SANTA CRUZ, Calif. (AP) — California land preservationists are hoping to have a former dairy farm north of Santa Cruz crowned as a national monument.

The Santa Cruz Sentinel reports that conservations are seeking the designation for Coast Dairies, a 7,000-acre tract of sloping hills dotted with redwood trees and beaches.

The land has been closed to the public for decades, but that is expected to change in the next few months when the Bureau of Land Management takes control of it.

Sam Goldman, California program director for the Conservation Lands Foundation, tells the Sentinel that being declared a monument could bring in more federal dollars for managing the property.

The foundation also is pursuing monument status for another slice of the California coast that once housed a dairy, the 1,100 Stornetta Public Lands in Mendocino County.

SAGE GROUSE-NEVADA CRITICS

NV sage grouse critics say feds bent on listing

(Information in the following story is from: Elko Daily Free Press, http://www.elkodaily.com)

ELKO, Nev. (AP) — An ex-state lawmaker and longtime critic of U.S. land managers says he's convinced the feds have already made up their mind to list the Greater sage grouse as a threatened or endangered species.

But a Bureau of Land Management official says that's not the case and insisted at a public meeting in Elko this week they want the community's input on how best to save the troubled bird without a federal listing.

Ranchers, miners, energy developers and state officials fear restrictions on the use of public lands in sage grouse habitat would have deep economic consequences in the rural West.

Former Republican Assemblyman John Carpenter told the Elko Daily Free Press he believes the government is determined to list the chicken-sized game bird as part of a bigger strategy to lock up federal lands.

OBIT-JOAN FONTAINE

Joan Fontaine, Oscar-winner for 'Suspicion,' dies

CARMEL, Calif. (AP) — Oscar-winning actress Joan Fontaine has died at the age of 96.

Longtime friend Noel Beutel says she died in her sleep in her Carmel home Sunday morning.

Fontaine won an Academy Award as a naive wife in Alfred Hitchcock's thriller "Suspicion" and also starred in Hitchcock's "Rebecca," which won the Oscar for best picture.
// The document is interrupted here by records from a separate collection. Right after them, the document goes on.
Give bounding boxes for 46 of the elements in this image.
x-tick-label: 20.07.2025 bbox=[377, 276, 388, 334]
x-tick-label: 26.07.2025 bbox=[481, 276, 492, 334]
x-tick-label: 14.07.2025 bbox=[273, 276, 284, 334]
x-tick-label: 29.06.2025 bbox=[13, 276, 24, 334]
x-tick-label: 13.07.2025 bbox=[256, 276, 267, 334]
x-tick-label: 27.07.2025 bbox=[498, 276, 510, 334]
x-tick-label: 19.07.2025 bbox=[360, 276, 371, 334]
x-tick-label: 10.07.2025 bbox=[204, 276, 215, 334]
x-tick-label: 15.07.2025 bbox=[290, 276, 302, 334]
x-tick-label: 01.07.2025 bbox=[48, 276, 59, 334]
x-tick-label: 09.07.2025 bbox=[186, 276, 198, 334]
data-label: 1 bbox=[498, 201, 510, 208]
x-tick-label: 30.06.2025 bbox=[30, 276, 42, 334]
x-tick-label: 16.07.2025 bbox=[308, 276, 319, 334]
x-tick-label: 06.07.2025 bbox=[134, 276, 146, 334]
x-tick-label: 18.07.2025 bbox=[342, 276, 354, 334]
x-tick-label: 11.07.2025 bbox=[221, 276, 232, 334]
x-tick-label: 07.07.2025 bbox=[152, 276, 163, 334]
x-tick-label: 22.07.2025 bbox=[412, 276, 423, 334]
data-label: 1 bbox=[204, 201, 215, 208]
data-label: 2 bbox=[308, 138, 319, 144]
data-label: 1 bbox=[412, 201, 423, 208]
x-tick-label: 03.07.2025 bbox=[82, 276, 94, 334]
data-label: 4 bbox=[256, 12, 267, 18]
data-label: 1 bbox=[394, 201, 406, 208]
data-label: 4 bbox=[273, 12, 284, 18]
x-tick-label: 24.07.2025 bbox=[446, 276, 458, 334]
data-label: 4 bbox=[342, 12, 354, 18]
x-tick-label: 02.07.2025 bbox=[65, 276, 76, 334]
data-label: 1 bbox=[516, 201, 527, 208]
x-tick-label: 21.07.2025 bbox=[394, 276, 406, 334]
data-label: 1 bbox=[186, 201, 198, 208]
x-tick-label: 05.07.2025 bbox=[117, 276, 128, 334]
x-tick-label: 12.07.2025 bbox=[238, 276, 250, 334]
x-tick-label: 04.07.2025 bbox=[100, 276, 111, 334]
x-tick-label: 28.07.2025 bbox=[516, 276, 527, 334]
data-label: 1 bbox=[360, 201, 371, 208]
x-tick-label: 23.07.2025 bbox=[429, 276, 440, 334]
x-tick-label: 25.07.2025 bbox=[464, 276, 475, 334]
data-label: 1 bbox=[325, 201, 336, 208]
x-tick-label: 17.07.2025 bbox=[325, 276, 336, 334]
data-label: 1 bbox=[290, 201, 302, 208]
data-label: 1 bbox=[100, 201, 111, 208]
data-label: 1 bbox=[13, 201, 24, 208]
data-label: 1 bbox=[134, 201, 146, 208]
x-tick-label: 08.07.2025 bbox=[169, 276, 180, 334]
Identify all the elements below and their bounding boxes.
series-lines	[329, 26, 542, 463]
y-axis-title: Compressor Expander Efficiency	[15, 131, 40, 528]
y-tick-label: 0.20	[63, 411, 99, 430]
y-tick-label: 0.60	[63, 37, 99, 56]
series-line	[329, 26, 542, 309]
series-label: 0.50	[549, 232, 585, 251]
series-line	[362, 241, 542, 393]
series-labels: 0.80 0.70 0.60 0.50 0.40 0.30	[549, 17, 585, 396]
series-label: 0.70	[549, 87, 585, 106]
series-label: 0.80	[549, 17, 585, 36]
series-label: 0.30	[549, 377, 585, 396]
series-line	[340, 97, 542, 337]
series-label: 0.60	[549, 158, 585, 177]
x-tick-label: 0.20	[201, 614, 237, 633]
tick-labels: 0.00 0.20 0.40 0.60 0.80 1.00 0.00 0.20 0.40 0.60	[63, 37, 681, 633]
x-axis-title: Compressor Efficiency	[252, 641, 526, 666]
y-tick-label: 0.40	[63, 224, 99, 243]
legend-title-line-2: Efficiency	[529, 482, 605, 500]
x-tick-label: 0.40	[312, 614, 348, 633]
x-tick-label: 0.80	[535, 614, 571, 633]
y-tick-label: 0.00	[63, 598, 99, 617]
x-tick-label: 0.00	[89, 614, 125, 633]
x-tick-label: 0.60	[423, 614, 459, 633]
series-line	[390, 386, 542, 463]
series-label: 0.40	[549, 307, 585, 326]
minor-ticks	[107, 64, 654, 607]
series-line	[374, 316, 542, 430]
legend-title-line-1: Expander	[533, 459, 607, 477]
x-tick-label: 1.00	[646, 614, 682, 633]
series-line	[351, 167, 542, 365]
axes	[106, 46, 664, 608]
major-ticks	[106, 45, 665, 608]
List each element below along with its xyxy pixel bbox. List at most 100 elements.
Her other films included "The Women," ''Jane Eyre" and "Born to be Bad."

Fontaine was the sister of fellow actress Olivia de Havilland.

BOX OFFICE

'Hobbit' cools 'Frozen,' takes top box office spot

LOS ANGELES (AP) — Tolkien tops princess power at the multiplex.

Per studio estimates Sunday, Warner Bros. "Hobbit: The Desolation of Smaug" was No. 1 at the weekend box office with $73.7 million.
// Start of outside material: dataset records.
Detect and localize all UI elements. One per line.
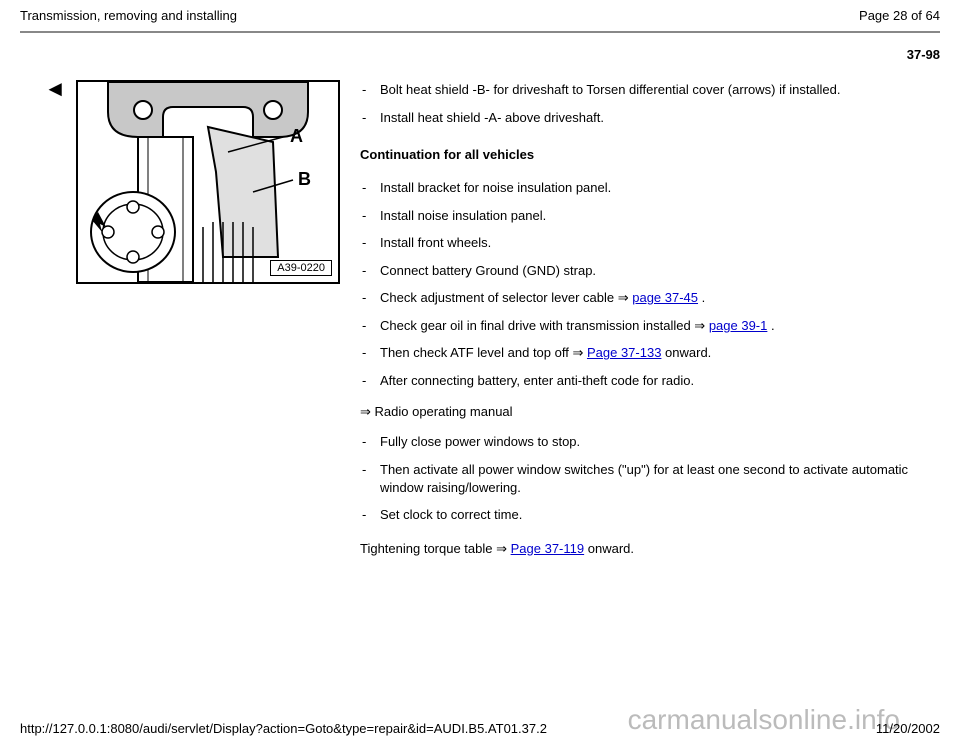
dash-icon: - — [360, 372, 380, 390]
list-item: - Install front wheels. — [360, 229, 940, 257]
list-item: - Check gear oil in final drive with tra… — [360, 312, 940, 340]
instruction-block-3: - Fully close power windows to stop. - T… — [360, 428, 940, 528]
page-indicator: Page 28 of 64 — [859, 8, 940, 23]
list-item: - Then activate all power window switche… — [360, 456, 940, 501]
text-post: onward. — [584, 541, 634, 556]
footer-url: http://127.0.0.1:8080/audi/servlet/Displ… — [20, 721, 547, 736]
text-post: onward. — [661, 345, 711, 360]
list-item: - Bolt heat shield -B- for driveshaft to… — [360, 76, 940, 104]
page-link[interactable]: Page 37-119 — [511, 541, 585, 556]
item-text: Set clock to correct time. — [380, 506, 940, 524]
list-item: - Connect battery Ground (GND) strap. — [360, 257, 940, 285]
text-pre: Check gear oil in final drive with trans… — [380, 318, 709, 333]
dash-icon: - — [360, 506, 380, 524]
dash-icon: - — [360, 179, 380, 197]
page-link[interactable]: page 37-45 — [632, 290, 698, 305]
figure-code: A39-0220 — [270, 260, 332, 276]
svg-text:B: B — [298, 169, 311, 189]
dash-icon: - — [360, 433, 380, 451]
item-text: Install bracket for noise insulation pan… — [380, 179, 940, 197]
text-pre: Check adjustment of selector lever cable… — [380, 290, 632, 305]
torque-line: Tightening torque table ⇒ Page 37-119 on… — [360, 529, 940, 569]
item-text: Then activate all power window switches … — [380, 461, 940, 496]
header-title: Transmission, removing and installing — [20, 8, 237, 23]
list-item: - Then check ATF level and top off ⇒ Pag… — [360, 339, 940, 367]
list-item: - Install bracket for noise insulation p… — [360, 174, 940, 202]
dash-icon: - — [360, 262, 380, 280]
instruction-block-2: - Install bracket for noise insulation p… — [360, 174, 940, 394]
list-item: - Check adjustment of selector lever cab… — [360, 284, 940, 312]
text-pre: Tightening torque table ⇒ — [360, 541, 511, 556]
item-text: Connect battery Ground (GND) strap. — [380, 262, 940, 280]
item-text: Install noise insulation panel. — [380, 207, 940, 225]
dash-icon: - — [360, 461, 380, 479]
dash-icon: - — [360, 344, 380, 362]
page-reference: 37-98 — [0, 33, 960, 72]
item-text: Install heat shield -A- above driveshaft… — [380, 109, 940, 127]
svg-text:A: A — [290, 126, 303, 146]
text-post: . — [698, 290, 705, 305]
item-text: Check adjustment of selector lever cable… — [380, 289, 940, 307]
list-item: - Fully close power windows to stop. — [360, 428, 940, 456]
text-pre: Then check ATF level and top off ⇒ — [380, 345, 587, 360]
list-item: - Set clock to correct time. — [360, 501, 940, 529]
dash-icon: - — [360, 109, 380, 127]
item-text: Install front wheels. — [380, 234, 940, 252]
dash-icon: - — [360, 234, 380, 252]
pointer-left-icon: ◄ — [44, 78, 66, 569]
technical-figure: A B A39-0220 — [76, 80, 340, 284]
dash-icon: - — [360, 81, 380, 99]
text-post: . — [767, 318, 774, 333]
list-item: - Install noise insulation panel. — [360, 202, 940, 230]
figure-container: ◄ — [44, 78, 340, 569]
instruction-block-1: - Bolt heat shield -B- for driveshaft to… — [360, 76, 940, 131]
item-text: After connecting battery, enter anti-the… — [380, 372, 940, 390]
item-text: Bolt heat shield -B- for driveshaft to T… — [380, 81, 940, 99]
item-text: Check gear oil in final drive with trans… — [380, 317, 940, 335]
list-item: - After connecting battery, enter anti-t… — [360, 367, 940, 395]
page-link[interactable]: Page 37-133 — [587, 345, 661, 360]
dash-icon: - — [360, 207, 380, 225]
reference-line: ⇒ Radio operating manual — [360, 394, 940, 428]
dash-icon: - — [360, 317, 380, 335]
list-item: - Install heat shield -A- above drivesha… — [360, 104, 940, 132]
page-link[interactable]: page 39-1 — [709, 318, 768, 333]
item-text: Then check ATF level and top off ⇒ Page … — [380, 344, 940, 362]
item-text: Fully close power windows to stop. — [380, 433, 940, 451]
footer-date: 11/20/2002 — [876, 721, 940, 736]
subheading-continuation: Continuation for all vehicles — [360, 131, 940, 174]
dash-icon: - — [360, 289, 380, 307]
Melting down to the No. 2 position, Disney's animated tale "Frozen" earned $22.2 in its third weekend, bringing its overall domestic ticket total to $164.4 million.
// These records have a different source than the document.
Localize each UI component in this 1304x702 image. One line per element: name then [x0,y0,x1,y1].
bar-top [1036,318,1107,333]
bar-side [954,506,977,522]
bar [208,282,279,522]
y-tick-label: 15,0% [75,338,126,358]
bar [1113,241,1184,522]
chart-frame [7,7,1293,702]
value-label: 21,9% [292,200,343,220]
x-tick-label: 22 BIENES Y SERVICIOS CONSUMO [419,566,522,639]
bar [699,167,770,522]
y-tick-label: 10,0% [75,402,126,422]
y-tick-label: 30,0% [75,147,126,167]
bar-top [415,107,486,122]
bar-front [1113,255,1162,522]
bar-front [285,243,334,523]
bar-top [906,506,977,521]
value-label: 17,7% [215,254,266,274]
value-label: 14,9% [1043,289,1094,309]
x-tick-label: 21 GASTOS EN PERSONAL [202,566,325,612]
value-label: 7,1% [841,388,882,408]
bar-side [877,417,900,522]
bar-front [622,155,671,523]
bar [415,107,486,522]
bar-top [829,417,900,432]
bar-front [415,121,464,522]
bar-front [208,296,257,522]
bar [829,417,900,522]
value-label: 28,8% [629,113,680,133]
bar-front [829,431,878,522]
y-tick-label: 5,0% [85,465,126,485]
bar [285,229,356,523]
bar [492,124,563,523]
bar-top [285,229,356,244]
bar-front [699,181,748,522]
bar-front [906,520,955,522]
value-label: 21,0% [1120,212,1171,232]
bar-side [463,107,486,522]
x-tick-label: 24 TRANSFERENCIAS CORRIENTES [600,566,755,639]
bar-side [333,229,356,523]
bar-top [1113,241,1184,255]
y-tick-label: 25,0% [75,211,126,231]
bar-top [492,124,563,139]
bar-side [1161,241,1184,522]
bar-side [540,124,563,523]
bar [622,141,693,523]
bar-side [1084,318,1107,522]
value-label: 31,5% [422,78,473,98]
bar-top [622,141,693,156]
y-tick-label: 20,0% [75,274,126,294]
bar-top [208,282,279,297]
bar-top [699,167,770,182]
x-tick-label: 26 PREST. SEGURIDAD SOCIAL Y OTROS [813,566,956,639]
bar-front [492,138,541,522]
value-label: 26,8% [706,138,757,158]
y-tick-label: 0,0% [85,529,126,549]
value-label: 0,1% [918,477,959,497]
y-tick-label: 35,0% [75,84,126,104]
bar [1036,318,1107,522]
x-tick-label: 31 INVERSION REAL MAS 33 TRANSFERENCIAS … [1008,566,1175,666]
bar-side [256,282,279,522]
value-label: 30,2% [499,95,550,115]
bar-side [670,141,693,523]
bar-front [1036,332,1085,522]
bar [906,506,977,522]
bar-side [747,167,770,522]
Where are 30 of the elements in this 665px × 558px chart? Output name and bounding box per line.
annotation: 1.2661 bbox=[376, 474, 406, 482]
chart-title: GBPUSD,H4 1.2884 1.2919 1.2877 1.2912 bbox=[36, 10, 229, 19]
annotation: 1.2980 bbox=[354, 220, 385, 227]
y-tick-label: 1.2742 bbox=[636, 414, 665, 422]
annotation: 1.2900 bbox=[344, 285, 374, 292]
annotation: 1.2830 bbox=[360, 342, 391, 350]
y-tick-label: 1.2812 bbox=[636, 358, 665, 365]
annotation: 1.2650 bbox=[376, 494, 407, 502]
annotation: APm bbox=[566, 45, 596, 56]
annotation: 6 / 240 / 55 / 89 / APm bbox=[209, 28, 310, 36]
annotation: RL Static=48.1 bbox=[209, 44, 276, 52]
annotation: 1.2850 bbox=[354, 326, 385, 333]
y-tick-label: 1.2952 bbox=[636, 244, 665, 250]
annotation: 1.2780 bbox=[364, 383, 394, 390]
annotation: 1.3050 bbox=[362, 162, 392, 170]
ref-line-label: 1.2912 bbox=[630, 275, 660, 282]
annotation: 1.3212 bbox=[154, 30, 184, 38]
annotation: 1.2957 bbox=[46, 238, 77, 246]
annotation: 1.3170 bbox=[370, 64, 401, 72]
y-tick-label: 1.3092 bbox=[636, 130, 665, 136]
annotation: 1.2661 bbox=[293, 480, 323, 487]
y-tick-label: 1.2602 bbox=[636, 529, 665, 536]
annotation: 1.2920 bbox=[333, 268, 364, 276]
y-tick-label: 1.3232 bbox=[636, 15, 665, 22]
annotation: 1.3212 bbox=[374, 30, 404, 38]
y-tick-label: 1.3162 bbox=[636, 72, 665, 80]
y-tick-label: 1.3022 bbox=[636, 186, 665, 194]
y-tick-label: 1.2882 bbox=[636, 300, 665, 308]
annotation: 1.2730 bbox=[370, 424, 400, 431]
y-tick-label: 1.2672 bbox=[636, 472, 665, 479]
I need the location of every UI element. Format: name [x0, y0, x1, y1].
Lionsgate's holiday-themed "Tyler Perry's a Madea Christmas" came in third place with $16.2 million, while "The Hunger Games: Catching Fire" earned $13.2 million for the fourth place slot. To date "Catching Fire" has grossed $739.9 million, surpassing the worldwide box office total for "The Hunger Games," which gained $691 million.

Disney's "Thor: The Dark World" continues to thrive, as it took fifth place with $2.7 million, bringing its domestic total to $198.1 million.